The report represents a year and half’s worth of research and discussion from a council of students, faculty, staff and alumni. Members of the Tufts community were invited to provide feedback on the report before the Council releases a final report later in the semester.
To begin the conversation, Monaco said that, though many minority students reflect positively on their time at Tufts, they have often felt pressured to explain issues of diversity to their peers.
“What I heard in those discussions [with students] is that the burden is too much for students to be constantly, on an every day basis, to be dealing with what we call ‘micro-aggressions,’” Monaco said. “It was that motivation that really got me to think about creating a diversity council.”
Erica Satin-Hernanadez (LA ’13) said she was glad that the university did not see the fulfillment of one class as sufficient education on diversity but instead took the approach of an ongoing process, incorporating these issues into the curricula for all classes.
“The move toward social justice underlying all things on the campus especially in course work as a requirement for all students [is extremely important],” she said.
On the other hand, junior John Kelly voiced concern about the way that diversity learning is integrated into course work. Often times, he said, classes only address how people of color or of diverse sexual orientations are relevant in the class topic for about a week and then move on without mentioning these groups again.
“I don’t see anything in this report that’s going to change that and that worries me because I don’t think that’s an effective way to teach things like social justice,” Kelly said.
Zavala replied that these questions are to be examined in the university’s next step — determining how to best implement the new policies. She added that faculty members are the ones with the most control over their course curriculums.
“We understand that students are eager to see this plan on the ground,” Zavala said. “What we’re saying is that this has to be multidisciplinary, multi-prong and you have to get the faculty on board with that.”
Senior Grainne Griffiths spoke next about engaging not only underrepresented groups but also students in the majority about changing campus atmosphere. Griffiths explained that it was important to get these students to recognize their own identities and privileges.
“There’s lots of talk about engaging historically marginalized students and underrepresented students but there’s very little about engaging the students in the majority, and I think that’s critical,” she said.

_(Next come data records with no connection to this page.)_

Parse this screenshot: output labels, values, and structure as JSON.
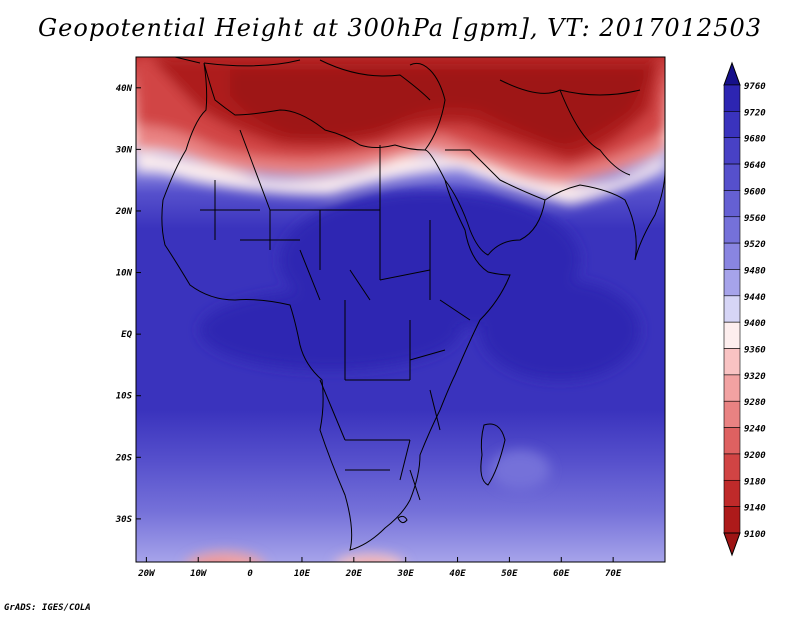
{
  "title": "Geopotential Height at 300hPa [gpm], VT: 2017012503",
  "footer": "GrADS: IGES/COLA",
  "map": {
    "lon_range": [
      -22,
      80
    ],
    "lat_range": [
      -37,
      45
    ],
    "lat_ticks": [
      {
        "value": 40,
        "label": "40N"
      },
      {
        "value": 30,
        "label": "30N"
      },
      {
        "value": 20,
        "label": "20N"
      },
      {
        "value": 10,
        "label": "10N"
      },
      {
        "value": 0,
        "label": "EQ"
      },
      {
        "value": -10,
        "label": "10S"
      },
      {
        "value": -20,
        "label": "20S"
      },
      {
        "value": -30,
        "label": "30S"
      }
    ],
    "lon_ticks": [
      {
        "value": -20,
        "label": "20W"
      },
      {
        "value": -10,
        "label": "10W"
      },
      {
        "value": 0,
        "label": "0"
      },
      {
        "value": 10,
        "label": "10E"
      },
      {
        "value": 20,
        "label": "20E"
      },
      {
        "value": 30,
        "label": "30E"
      },
      {
        "value": 40,
        "label": "40E"
      },
      {
        "value": 50,
        "label": "50E"
      },
      {
        "value": 60,
        "label": "60E"
      },
      {
        "value": 70,
        "label": "70E"
      }
    ]
  },
  "colorbar": {
    "levels": [
      9760,
      9720,
      9680,
      9640,
      9600,
      9560,
      9520,
      9480,
      9440,
      9400,
      9360,
      9320,
      9280,
      9240,
      9200,
      9180,
      9140,
      9100
    ],
    "colors": [
      "#16108a",
      "#2d25b2",
      "#3a33bd",
      "#4841c5",
      "#5650cc",
      "#6560d3",
      "#7571d9",
      "#8985e1",
      "#a6a3ea",
      "#d6d5f6",
      "#fdeeee",
      "#f9c3c3",
      "#f2a2a2",
      "#e98282",
      "#de6161",
      "#d14444",
      "#bf2a2a",
      "#ad1a1a",
      "#9e1414"
    ]
  }
}
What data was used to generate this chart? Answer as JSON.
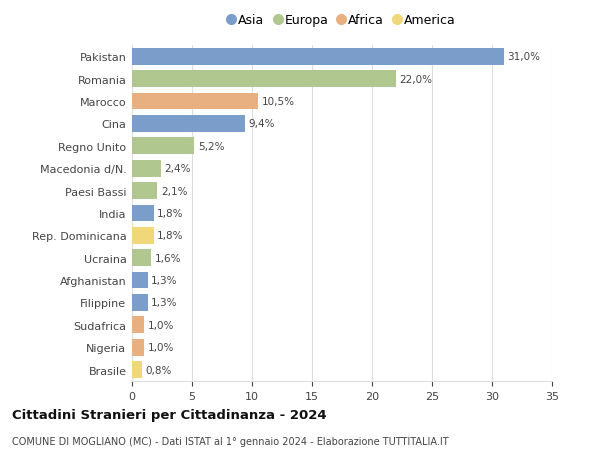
{
  "categories": [
    "Pakistan",
    "Romania",
    "Marocco",
    "Cina",
    "Regno Unito",
    "Macedonia d/N.",
    "Paesi Bassi",
    "India",
    "Rep. Dominicana",
    "Ucraina",
    "Afghanistan",
    "Filippine",
    "Sudafrica",
    "Nigeria",
    "Brasile"
  ],
  "values": [
    31.0,
    22.0,
    10.5,
    9.4,
    5.2,
    2.4,
    2.1,
    1.8,
    1.8,
    1.6,
    1.3,
    1.3,
    1.0,
    1.0,
    0.8
  ],
  "continents": [
    "Asia",
    "Europa",
    "Africa",
    "Asia",
    "Europa",
    "Europa",
    "Europa",
    "Asia",
    "America",
    "Europa",
    "Asia",
    "Asia",
    "Africa",
    "Africa",
    "America"
  ],
  "colors": {
    "Asia": "#7b9dc9",
    "Europa": "#b0c890",
    "Africa": "#e8b080",
    "America": "#f0d878"
  },
  "legend_order": [
    "Asia",
    "Europa",
    "Africa",
    "America"
  ],
  "xlim": [
    0,
    35
  ],
  "xticks": [
    0,
    5,
    10,
    15,
    20,
    25,
    30,
    35
  ],
  "title": "Cittadini Stranieri per Cittadinanza - 2024",
  "subtitle": "COMUNE DI MOGLIANO (MC) - Dati ISTAT al 1° gennaio 2024 - Elaborazione TUTTITALIA.IT",
  "background_color": "#ffffff",
  "grid_color": "#dddddd",
  "bar_height": 0.75,
  "label_fontsize": 7.5,
  "tick_fontsize": 8.0,
  "legend_fontsize": 9.0,
  "title_fontsize": 9.5,
  "subtitle_fontsize": 7.0
}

Kelly said that he felt that the faculty members reviewing the report had not addressed many of the issues that he and other students had outlined during last semester’s meeting, such as its broad definition of “diversity.”
“It’s time-consuming, it’s frustrating, it’s traumatizing and nothing seems to be getting done,” he said.

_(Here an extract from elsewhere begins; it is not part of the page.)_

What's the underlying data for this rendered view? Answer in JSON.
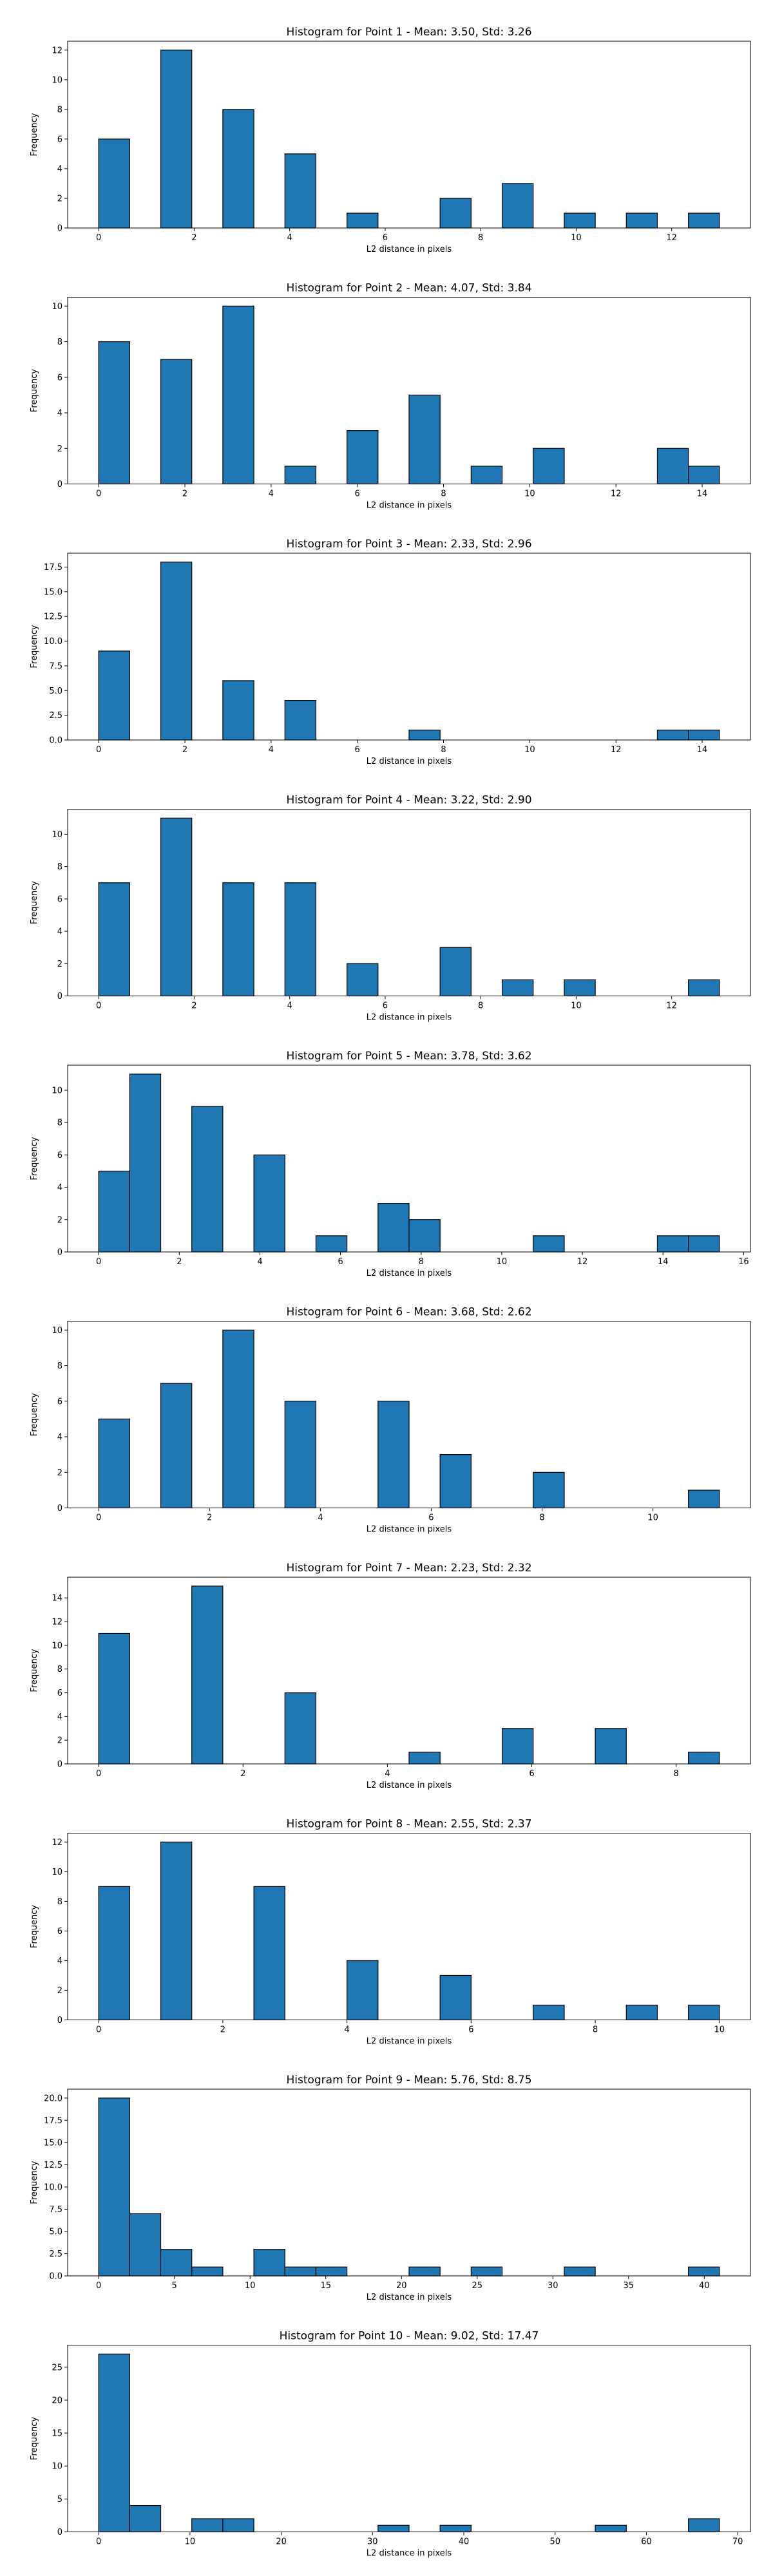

Zavala said she stood by the report’s definition, which needed to be broad enough to include all facets of the student experience. She also assured Kelly that she had reviewed all the notes from previous meetings and had made all the changes she thought were necessary.

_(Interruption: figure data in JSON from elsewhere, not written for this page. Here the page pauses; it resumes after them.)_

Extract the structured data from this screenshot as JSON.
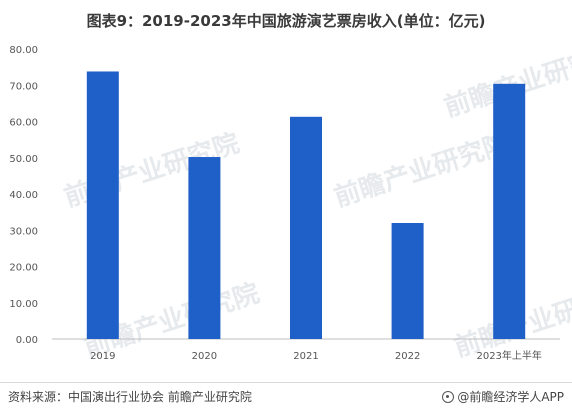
{
  "title": "图表9：2019-2023年中国旅游演艺票房收入(单位：亿元)",
  "chart_data": {
    "type": "bar",
    "categories": [
      "2019",
      "2020",
      "2021",
      "2022",
      "2023年上半年"
    ],
    "values": [
      73.8,
      50.2,
      61.3,
      32.0,
      70.4
    ],
    "ylim": [
      0,
      80
    ],
    "yticks": [
      "0.00",
      "10.00",
      "20.00",
      "30.00",
      "40.00",
      "50.00",
      "60.00",
      "70.00",
      "80.00"
    ],
    "bar_color": "#1f5fc8",
    "grid": false,
    "legend": "none"
  },
  "watermark": "前瞻产业研究院",
  "footer": {
    "source": "资料来源：中国演出行业协会 前瞻产业研究院",
    "brand": "@前瞻经济学人APP"
  }
}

“We are listening,” she said. “I will ultimately say that I stand by the report. It’s not a roadmap that tells you exactly when to turn right or left, but it’s a way of looking towards accountability and campus climate.”
Regarding the report’s goal to extend awareness of diversity into all classes, Professor in the Department of Computer Science Lenore Cowen said there was not a real peace and justice component to mathematics.
As a female graduate of the Massachusetts Institute of Technology, she said she was often aware of being the only enrolled woman in certain classes. However, she didn’t want the professor to treat her any differently because of her gender.
“Every now and then, people just want you to be gender-blind, color-blind, [blind to sexual orientation],” Cowen said. “Just treat them as people and understand that their experience is different.”
Zavala argued that there were areas of math that should be examined with a gender context.
“I recognize that there are certain departments that will find it challenging to engage with how to be true to the values of Tufts,” she said. “What I guess I want to say is nobody gets a pass.”
In response to specific concerns like the falling retention rate of students of color at the university, Monaco said that part of the reason for his recent trips around the country was to generate the funds to fix these problems. Just this past week, after discussing this issue with alumni, an alumnus pledged $100,000 toward increasing financial aid, he said.
“I’m not out there telling them only that Tufts is wonderful,” he said. “I’m out there telling them what the challenges are and how, as alumni, they can help us.”
Several students, including Rae Axner, expressed concern about the role that students will play in the next steps of finalizing and implementing the report.